テンプレも、好きでたまらないバラをこの季節は使いたくて、もう元のテンプレが解らないくらい改造しまくってます。
好きなバラを、好きにお借りしてきて・・・
こんなステキな素材をフリーで出してあるサイトの方々のお陰です。
でも、お褒めに預かって、テンプレいじりの努力が報われましたっ!

短いお話ですが、最後までお付き合いくださいませ。
ごんままっち |  2009.04.21(火) 16:41 | URL |  【編集】
●04-18 19:44 隠しコメさま
お久しぶりですね。お元気ですか?
こうしてお話を出すことで、読者の方ともお話が出来ることは、書く楽しみの一つです。
コメントを下さり、ありがとうございます。

かりんと和也という二人を応援して、幸せを喜んでくださって、ありがとうございます。
短いですけど、もう少しだけ続きますよ。
久しぶりの二人を、暖かく見ててやってくださいね。
ごんままっち |  2009.04.21(火) 16:46 | URL |  【編集】
●みぃさま
ありがとうございます。
自分が書いた文章で、涙を流す人がいらっしゃるなんて、感激です。
かりんのいっぱいな気持ちや、恋するゆえの不安とか、伝わったのかな・・・
まだまだ出だしなのに、もったいない位の涙で・・・

そのうえ、亀ちゃんへの想いをこんな方法で綴る私を認めてくださって。
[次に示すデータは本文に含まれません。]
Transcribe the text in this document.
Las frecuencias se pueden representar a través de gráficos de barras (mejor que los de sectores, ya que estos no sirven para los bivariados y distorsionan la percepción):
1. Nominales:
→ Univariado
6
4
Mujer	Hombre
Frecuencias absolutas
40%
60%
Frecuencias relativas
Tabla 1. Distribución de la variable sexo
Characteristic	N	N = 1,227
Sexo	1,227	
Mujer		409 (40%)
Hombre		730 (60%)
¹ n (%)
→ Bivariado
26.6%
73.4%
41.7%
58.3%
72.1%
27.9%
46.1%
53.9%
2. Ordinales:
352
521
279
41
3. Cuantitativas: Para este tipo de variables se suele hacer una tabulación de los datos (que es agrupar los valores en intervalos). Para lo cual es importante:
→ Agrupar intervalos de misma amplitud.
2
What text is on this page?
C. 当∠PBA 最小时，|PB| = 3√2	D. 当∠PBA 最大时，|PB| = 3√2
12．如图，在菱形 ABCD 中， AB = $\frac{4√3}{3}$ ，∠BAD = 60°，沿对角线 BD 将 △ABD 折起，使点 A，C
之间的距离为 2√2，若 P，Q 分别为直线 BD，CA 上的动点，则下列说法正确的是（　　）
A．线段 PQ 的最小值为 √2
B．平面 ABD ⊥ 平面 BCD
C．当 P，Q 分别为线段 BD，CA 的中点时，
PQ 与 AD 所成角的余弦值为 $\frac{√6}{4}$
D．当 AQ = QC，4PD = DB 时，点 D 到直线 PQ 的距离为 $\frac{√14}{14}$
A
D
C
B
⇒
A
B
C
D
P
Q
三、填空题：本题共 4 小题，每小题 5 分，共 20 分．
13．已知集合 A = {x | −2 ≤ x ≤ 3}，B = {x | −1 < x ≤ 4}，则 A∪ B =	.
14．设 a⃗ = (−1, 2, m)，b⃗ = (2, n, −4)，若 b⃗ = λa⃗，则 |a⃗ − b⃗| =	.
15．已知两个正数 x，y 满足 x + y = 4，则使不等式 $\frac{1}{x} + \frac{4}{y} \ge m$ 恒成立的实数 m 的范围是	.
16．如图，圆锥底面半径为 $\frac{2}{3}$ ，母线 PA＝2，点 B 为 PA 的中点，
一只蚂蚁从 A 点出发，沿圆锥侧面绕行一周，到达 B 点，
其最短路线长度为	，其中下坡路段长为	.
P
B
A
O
とってもとっても嬉しいです。

続きを楽しんでいただけたら幸いです。
ごんままっち |  2009.04.21(火) 17:12 | URL |  【編集】
●04-19 00:43  隠しコメさま
テンプレ褒めていただいて・・・ありがとう。
花ではとにかくバラが好きな私。この季節は頑張ってしまいます。好きな部品をいっぱい集めておいて、今まで頑張って完全独学でやってきた改造のやり方・・・出来る様になるっていいな~と、亀ちゃんからもらったパワーに思いを馳せながら作りました。
あなたとは好みが近いよね。
上品な優しい季節感、スッキリ感をめざしてますっ!

さて、お待たせしていた「横顔」が世に出ました。
ご指摘のあたりは、もともと書いていましたが、表現を変えて言葉を足しました。
「私」を「かりん」にすると、ごんままっち自身がよりたくさん入ってくる様です。
やっぱり、かりんは・・・私なのでしょうか。

うまく書けてますかどうか・・・お楽しみに。
ごんままっち |  2009.04.21(火) 17:22 | URL |  【編集】
●しなもんさま
いつもいらしていただいて、ありがとうございます。
やっと、お話が出せました。
二人のこと、暖かく見てくださって、嬉しいです。
そうですね~和也がきっと優しく不安を包み込んでくれますでしょう~(私の理想なんでしょうね・・・そのパターン、常道ですねぇ・・・)
二人の信じあってる姿・・・そこまで考えながら書いたことはないのに、言われてみたらそういうのが書きたかった気がします。
それが出てますか?嬉しい限りです。

また、是非お話しに出てこられてくださいね。